Israeli artist (1939–2018)

Siona Shimshi (also "Ziona"; ציונה שמשי; July 14, 1939 – October 16, 2018) was an Israeli painter, sculptor, ceramist, and textile designer.

==Early life==
Siona Shimshi was born on July 14, 1939, in Tel Aviv, to Haya Rivka (Kuklanski) and Avraham Shimshi, who had immigrated to Mandate Palestine from Lithuania in 1933. She married Jachin Hirsch, an Israeli filmmaker, in 1961.

She studied at the Avni Institute in Tel Aviv from 1956 to 1959, with Avigdor Stematsky, Yehezkel Streichman, and Moshe Mokady.

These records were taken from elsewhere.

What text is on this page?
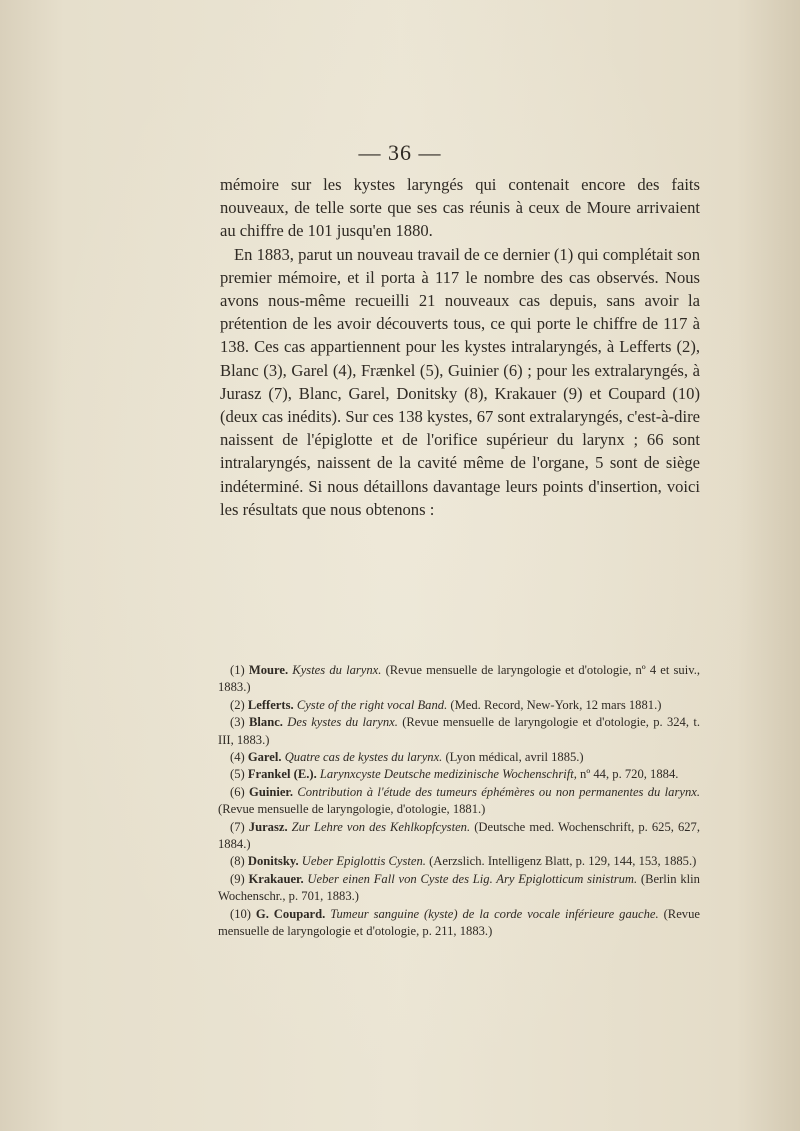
— 36 —

mémoire sur les kystes laryngés qui contenait encore des faits nouveaux, de telle sorte que ses cas réunis à ceux de Moure arrivaient au chiffre de 101 jusqu'en 1880.

En 1883, parut un nouveau travail de ce dernier (1) qui complétait son premier mémoire, et il porta à 117 le nombre des cas observés. Nous avons nous-même recueilli 21 nouveaux cas depuis, sans avoir la prétention de les avoir découverts tous, ce qui porte le chiffre de 117 à 138. Ces cas appartiennent pour les kystes intralaryngés, à Lefferts (2), Blanc (3), Garel (4), Frænkel (5), Guinier (6) ; pour les extralaryngés, à Jurasz (7), Blanc, Garel, Donitsky (8), Krakauer (9) et Coupard (10) (deux cas inédits). Sur ces 138 kystes, 67 sont extralaryngés, c'est-à-dire naissent de l'épiglotte et de l'orifice supérieur du larynx ; 66 sont intralaryngés, naissent de la cavité même de l'organe, 5 sont de siège indéterminé. Si nous détaillons davantage leurs points d'insertion, voici les résultats que nous obtenons :

(1) Moure. Kystes du larynx. (Revue mensuelle de laryngologie et d'otologie, nº 4 et suiv., 1883.)

(2) Lefferts. Cyste of the right vocal Band. (Med. Record, New-York, 12 mars 1881.)

(3) Blanc. Des kystes du larynx. (Revue mensuelle de laryngologie et d'otologie, p. 324, t. III, 1883.)

(4) Garel. Quatre cas de kystes du larynx. (Lyon médical, avril 1885.)

(5) Frankel (E.). Larynxcyste Deutsche medizinische Wochenschrift, nº 44, p. 720, 1884.

(6) Guinier. Contribution à l'étude des tumeurs éphémères ou non permanentes du larynx. (Revue mensuelle de laryngologie, d'otologie, 1881.)

(7) Jurasz. Zur Lehre von des Kehlkopfcysten. (Deutsche med. Wochenschrift, p. 625, 627, 1884.)

(8) Donitsky. Ueber Epiglottis Cysten. (Aerzslich. Intelligenz Blatt, p. 129, 144, 153, 1885.)

(9) Krakauer. Ueber einen Fall von Cyste des Lig. Ary Epiglotticum sinistrum. (Berlin klin Wochenschr., p. 701, 1883.)

(10) G. Coupard. Tumeur sanguine (kyste) de la corde vocale inférieure gauche. (Revue mensuelle de laryngologie et d'otologie, p. 211, 1883.)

She also studied ceramics at Alfred University in New York, from 1959 to 1962, as well as at Greenwich House Pottery in New York City.

==Art career==
In 1965, she was a co-founder of a group of artists called the "10+ Group", along with artists Buky Schwartz, Raffi Lavie, and others.

Shimshi was head of the Ceramic Design Department and taught as a professor at the Bezalel Academy of Art and Design in Jerusalem, from 1979 to 1987. In 1979, she designed the set for a performance of A Simple Story by Shmuel Yosef Agnon for the Habimah Theater in Tel Aviv.

In 1993–94, she was the curator of an exhibition of Dora Gad, in the Tel Aviv Museum of Art.

Among her creations are a work in wood that is exhibited in the King David Hotel in Jerusalem, a wall hanging at the Tel Aviv Hilton, a 1998 sculpture for Israel's 50th anniversary that is exhibited in Holon, glass walls at Kennedy Airport in New York City, and a 2004 portrait painting of Natan Alterman that appears on the facade of Tel Aviv City Hall.

==Awards==
Shimshi was awarded the 1988 Arie El Hanani Prize by the Joshua Rabinowitz Foundation for Arts, for her sculpture in Goren Goldstein Park in Tel Aviv.

==Death==
Shimshi died in Tel Aviv on October 16, 2018, at the age of 79. She was buried at Yarkon Cemetery.